Have you fallen victim to the blatant lack of water on campus? Some might say, “just use the water fountains,” but COVID is not so much a distant memory. The thought of using water fountains has never been appealing, even less so now in times of COVID-19.
Students are busy, always in motion and have a lot on their plate. Sometimes it takes every brain cell to remember to put a coat on in the morning. Water bottles are easily forgotten in the haste to make it to class on time. Without a water bottle, they can’t utilize the water bottle refill station. Without water in the vending machines, students are forced to choose an unhealthy option they otherwise wouldn’t pick, or continue on their day, day dreaming of delicious, pure, cold water.

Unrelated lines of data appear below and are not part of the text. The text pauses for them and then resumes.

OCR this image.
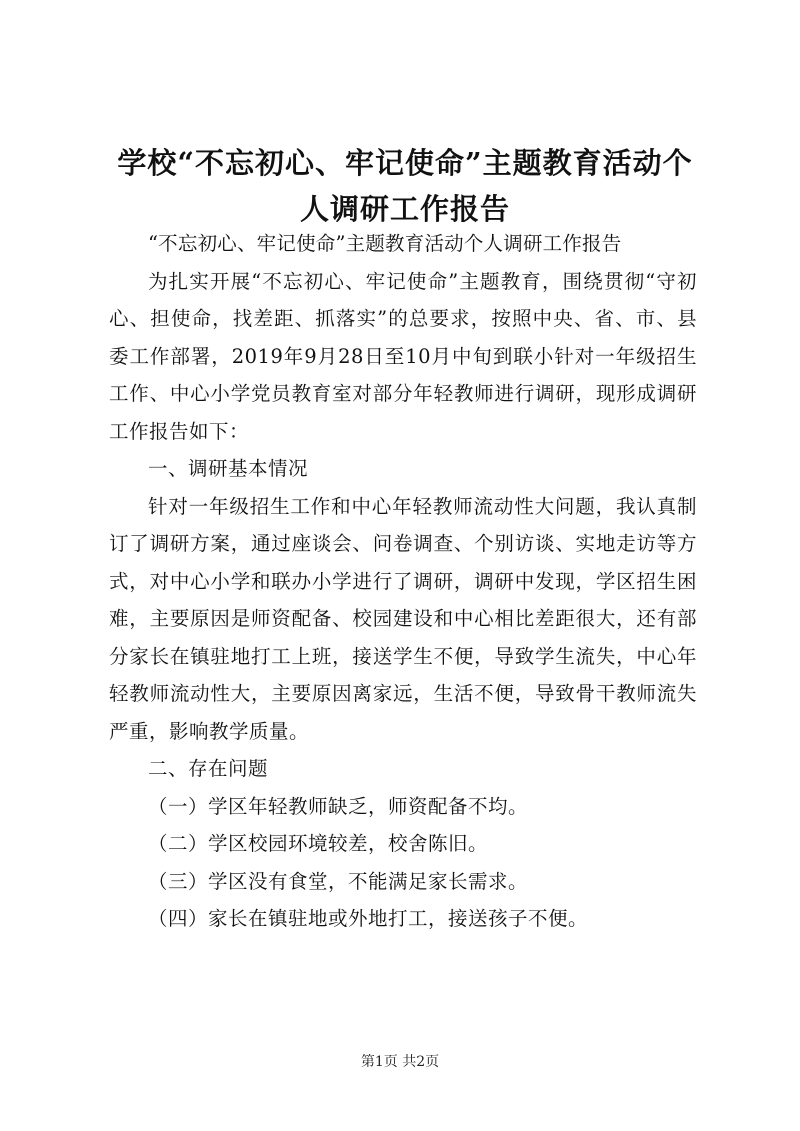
学校“不忘初心、牢记使命”主题教育活动个
人调研工作报告

“不忘初心、牢记使命”主题教育活动个人调研工作报告

为扎实开展“不忘初心、牢记使命”主题教育，围绕贯彻“守初心、担使命，找差距、抓落实”的总要求，按照中央、省、市、县委工作部署，2019年9月28日至10月中旬到联小针对一年级招生工作、中心小学党员教育室对部分年轻教师进行调研，现形成调研工作报告如下：

一、调研基本情况

针对一年级招生工作和中心年轻教师流动性大问题，我认真制订了调研方案，通过座谈会、问卷调查、个别访谈、实地走访等方式，对中心小学和联办小学进行了调研，调研中发现，学区招生困难，主要原因是师资配备、校园建设和中心相比差距很大，还有部分家长在镇驻地打工上班，接送学生不便，导致学生流失，中心年轻教师流动性大，主要原因离家远，生活不便，导致骨干教师流失严重，影响教学质量。

二、存在问题

（一）学区年轻教师缺乏，师资配备不均。

（二）学区校园环境较差，校舍陈旧。

（三）学区没有食堂，不能满足家长需求。

（四）家长在镇驻地或外地打工，接送孩子不便。

第1页 共2页
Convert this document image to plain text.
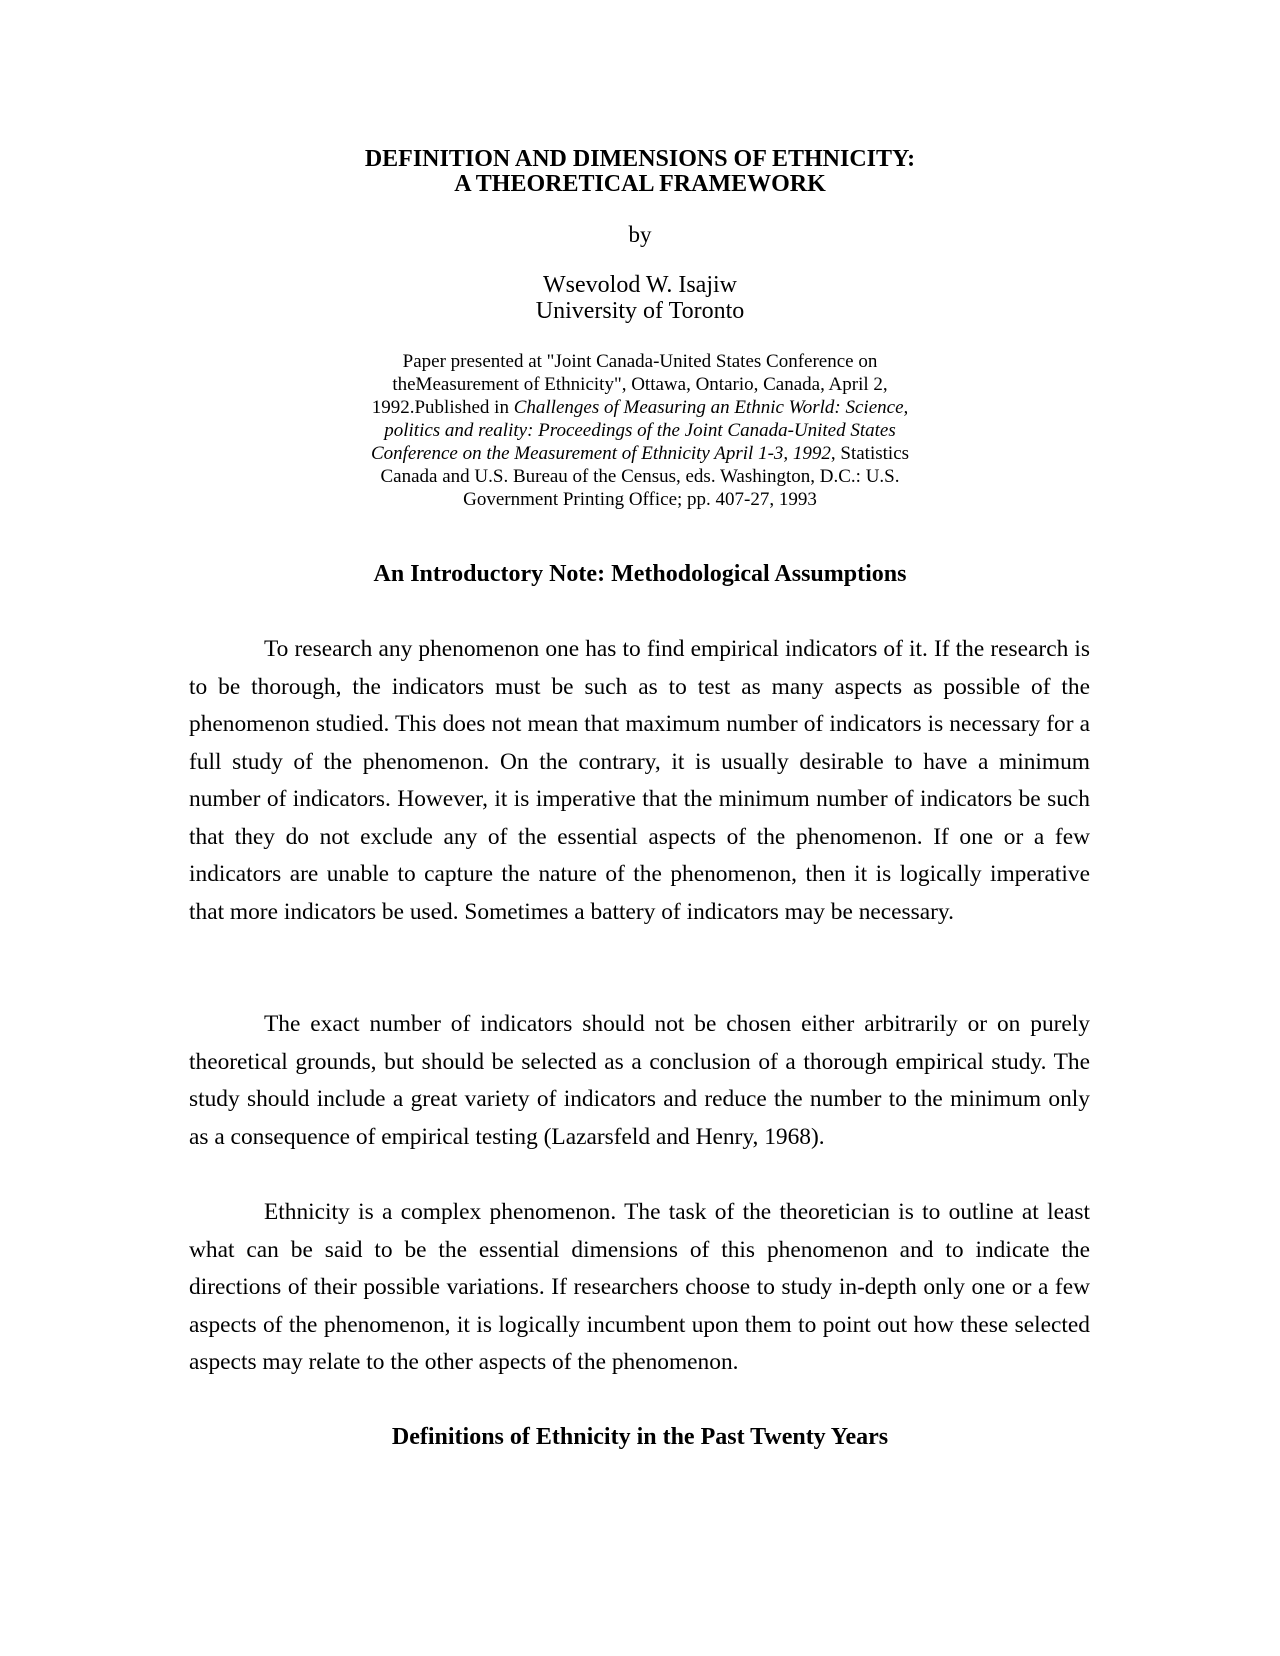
DEFINITION AND DIMENSIONS OF ETHNICITY:

A THEORETICAL FRAMEWORK

by

Wsevolod W. Isajiw

University of Toronto

Paper presented at "Joint Canada-United States Conference on

theMeasurement of Ethnicity", Ottawa, Ontario, Canada, April 2,

1992.Published in Challenges of Measuring an Ethnic World: Science,

politics and reality: Proceedings of the Joint Canada-United States

Conference on the Measurement of Ethnicity April 1-3, 1992, Statistics

Canada and U.S. Bureau of the Census, eds. Washington, D.C.: U.S.

Government Printing Office; pp. 407-27, 1993

An Introductory Note: Methodological Assumptions

To research any phenomenon one has to find empirical indicators of it. If the research is to be thorough, the indicators must be such as to test as many aspects as possible of the phenomenon studied. This does not mean that maximum number of indicators is necessary for a full study of the phenomenon. On the contrary, it is usually desirable to have a minimum number of indicators. However, it is imperative that the minimum number of indicators be such that they do not exclude any of the essential aspects of the phenomenon. If one or a few indicators are unable to capture the nature of the phenomenon, then it is logically imperative that more indicators be used. Sometimes a battery of indicators may be necessary.

The exact number of indicators should not be chosen either arbitrarily or on purely theoretical grounds, but should be selected as a conclusion of a thorough empirical study. The study should include a great variety of indicators and reduce the number to the minimum only as a consequence of empirical testing (Lazarsfeld and Henry, 1968).

Ethnicity is a complex phenomenon. The task of the theoretician is to outline at least what can be said to be the essential dimensions of this phenomenon and to indicate the directions of their possible variations. If researchers choose to study in-depth only one or a few aspects of the phenomenon, it is logically incumbent upon them to point out how these selected aspects may relate to the other aspects of the phenomenon.

Definitions of Ethnicity in the Past Twenty Years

Doudna Hall is not the only building without water in the vending machines. Specifically in the Liberal Arts and Humanities buildings, there seems to be a lack of want for healthy, hydrated students. Ottensman Hall also only carries soda and energy drinks in their machines, although, if you were to head over to Busby Hall, you will find both plain and flavored water options on the third floor. Is there a secret vendetta against the health of LAE students? Do only STEM students deserve to be hydrated?
UWP has some angry, dehydrated students to answer to.